With this in mind, we can grasp the difference between, e.g., the Tetrad’s Panpsyche and the hypostasis of Psyche, or Soul Itself: Panpsyche embodies the ultimate expression of Psyche, in which its inherent contradictions come most painfully to birth. From this underlying logic it is not difficult to see, beyond the pathos inherent in the narrative of the Tetrad’s struggles, why their stories are so riven with conflict. It is not sufficient to explain this conflict from the problematic nature of gender for us, lest we read Sufenas’s work as a mere allegory, rather than a myth. Myth, for those of us who take it seriously, never reflects, but rather institutes. Instead of expressing gender as it is for us, the Tetrad myth must be understood to produce gender as it is for us, and as it can be. The phenomenon of gendering, as produced by the Tetrad, is complex in its origins and simple only in its most superficial manifestations, in direct opposition to ideologies for which simple essences of masculinity and femininity become complicated for us and in us, as though through weakness in reception or mutual contamination. The deep metaphysics of this text, in other words, though it speaks throughout—and graphically—of gender and sexuality, really concerns hylomorphism, the opposition, for the best metaphysicians always only local and apparent, of form and matter. This is the relationship which is ultimately being complicated and ‘engendered’ in the TransMythology. Now, this is in a certain respect obvious from the presence of Panhyle as one of the Tetrad, but not necessarily so, given the special connotations that we tend to attach to ‘body’ when matters of sexuality are at stake.

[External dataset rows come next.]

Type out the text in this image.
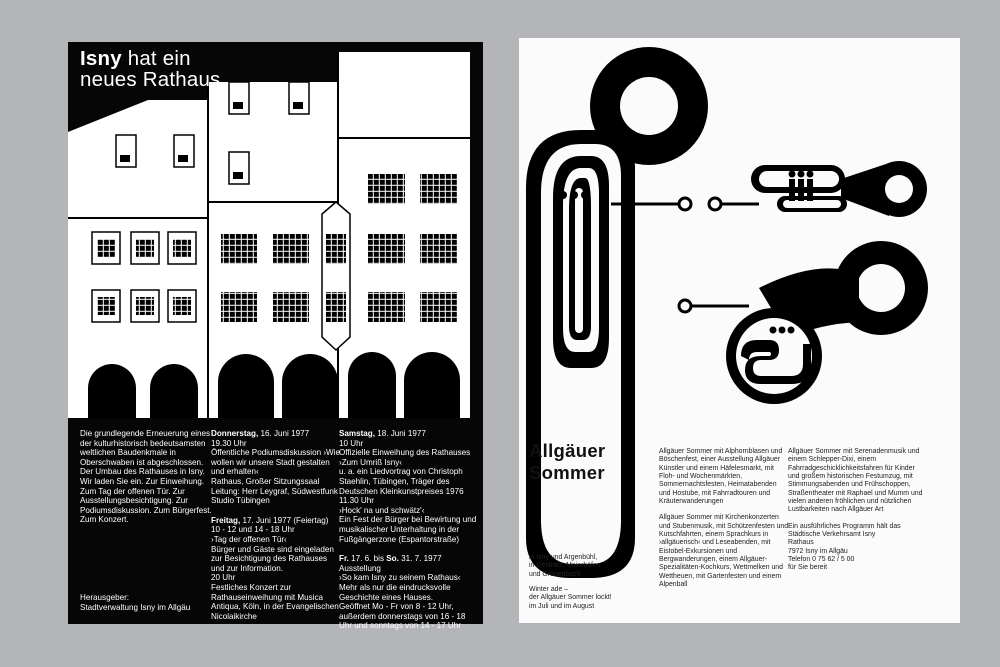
Isny hat ein
neues Rathaus
Die grundlegende Erneuerung eines der kulturhistorisch bedeutsamsten weltlichen Baudenkmale in Oberschwaben ist abgeschlossen. Der Umbau des Rathauses in Isny. Wir laden Sie ein. Zur Einweihung. Zum Tag der offenen Tür. Zur Ausstellungsbesichtigung. Zur Podiumsdiskussion. Zum Bürgerfest. Zum Konzert.
Donnerstag, 16. Juni 1977
19.30 Uhr
Öffentliche Podiumsdiskussion ›Wie wollen wir unsere Stadt gestalten und erhalten‹
Rathaus, Großer Sitzungssaal
Leitung: Herr Leygraf, Südwestfunk Studio Tübingen
Freitag, 17. Juni 1977 (Feiertag)
10 - 12 und 14 - 18 Uhr
›Tag der offenen Tür‹
Bürger und Gäste sind eingeladen zur Besichtigung des Rathauses und zur Information.
20 Uhr
Festliches Konzert zur Rathauseinweihung mit Musica Antiqua, Köln, in der Evangelischen Nicolaikirche
Samstag, 18. Juni 1977
10 Uhr
Offizielle Einweihung des Rathauses ›Zum Umriß Isny‹
u. a. ein Liedvortrag von Christoph Staehlin, Tübingen, Träger des Deutschen Kleinkunstpreises 1976
11.30 Uhr
›Hock' na und schwätz'‹
Ein Fest der Bürger bei Bewirtung und musikalischer Unterhaltung in der Fußgängerzone (Espantorstraße)
Fr. 17. 6. bis So. 31. 7. 1977
Ausstellung
›So kam Isny zu seinem Rathaus‹
Mehr als nur die eindrucksvolle Geschichte eines Hauses.
Geöffnet Mo - Fr von 8 - 12 Uhr, außerdem donnerstags von 16 - 18 Uhr und sonntags von 14 - 17 Uhr
Herausgeber:
Stadtverwaltung Isny im Allgäu
Allgäuer
Sommer
in Isny und Argenbühl,
in Gestratz, Maierhöfen
und Grünenbach
Winter ade –
der Allgäuer Sommer lockt!
im Juli und im August
Allgäuer Sommer mit Alphornblasen und Böschenfest, einer Ausstellung Allgäuer Künstler und einem Häfelesmarkt, mit Floh- und Wochenmärkten, Sommernachtsfesten, Heimatabenden und Hostube, mit Fahrradtouren und Kräuterwanderungen
Allgäuer Sommer mit Kirchenkonzerten und Stubenmusik, mit Schützenfesten und Kutschfahrten, einem Sprachkurs in ›allgäuerisch‹ und Leseabenden, mit Eistobel-Exkursionen und Bergwanderungen, einem Allgäuer-Spezialitäten-Kochkurs, Wettmelken und Wettheuen, mit Gartenfesten und einem Alpenball
Allgäuer Sommer mit Serenadenmusik und einem Schlepper-Dixi, einem Fahrradgeschicklichkeitsfahren für Kinder und großem historischen Festumzug, mit Stimmungsabenden und Frühschoppen, Straßentheater mit Raphael und Mumm und vielen anderen fröhlichen und nützlichen Lustbarkeiten nach Allgäuer Art
Ein ausführliches Programm hält das Städtische Verkehrsamt Isny
Rathaus
7972 Isny im Allgäu
Telefon 0 75 62 / 5 00
für Sie bereit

This brings me to my final point. Reactions to Sufenas’s text are bound to be dominated by issues of sexuality and gender, as is natural; and others are better suited to discuss the text on this basis. An issue, however, that I would wish to highlight, particularly inasmuch as it will receive less attention from the typical reader, is the transpantheonic status of the Tetrad. The 78 ‘parents’ of Panpsyche and Panhyle are from several different pantheons, as well as lying at several different points along the continuum from timeless immortals to deified mortals. This is no accidental eclecticism. Sufenas is one of the most sensitive thinkers on the matter of syncretism to be found in the modern polytheist movement, and this aspect of the project is clearly as important as that of gender. Indeed, I would argue that the genesis of individual animals becomes more complicated as a result of metaphysically prior moves that render individuals as such radically unique and prior to speciation. To grasp the Panpsyche, Panhyle, Paneros, and Pancrates of the myth, therefore, we must add another pan-, namely the structure of pantheons, each of which is an intellective totality, but none of which possess closure relative to the supra-essential individuals who act in and through them. Operations which take place between pantheons do not presuppose a single grand pantheon of all the Gods, because there could be no such structured totality. The subsistence of all the Gods only lies authentically in each God. This ultimacy of each deity permits transpantheonic operations of any sort in principle, while in no way devaluing the pantheons themselves as fields of originary cosmogonic activity on the part of the Gods who emerge through them, not as dependent parts of these wholes, but as cooperating agents in these totalities.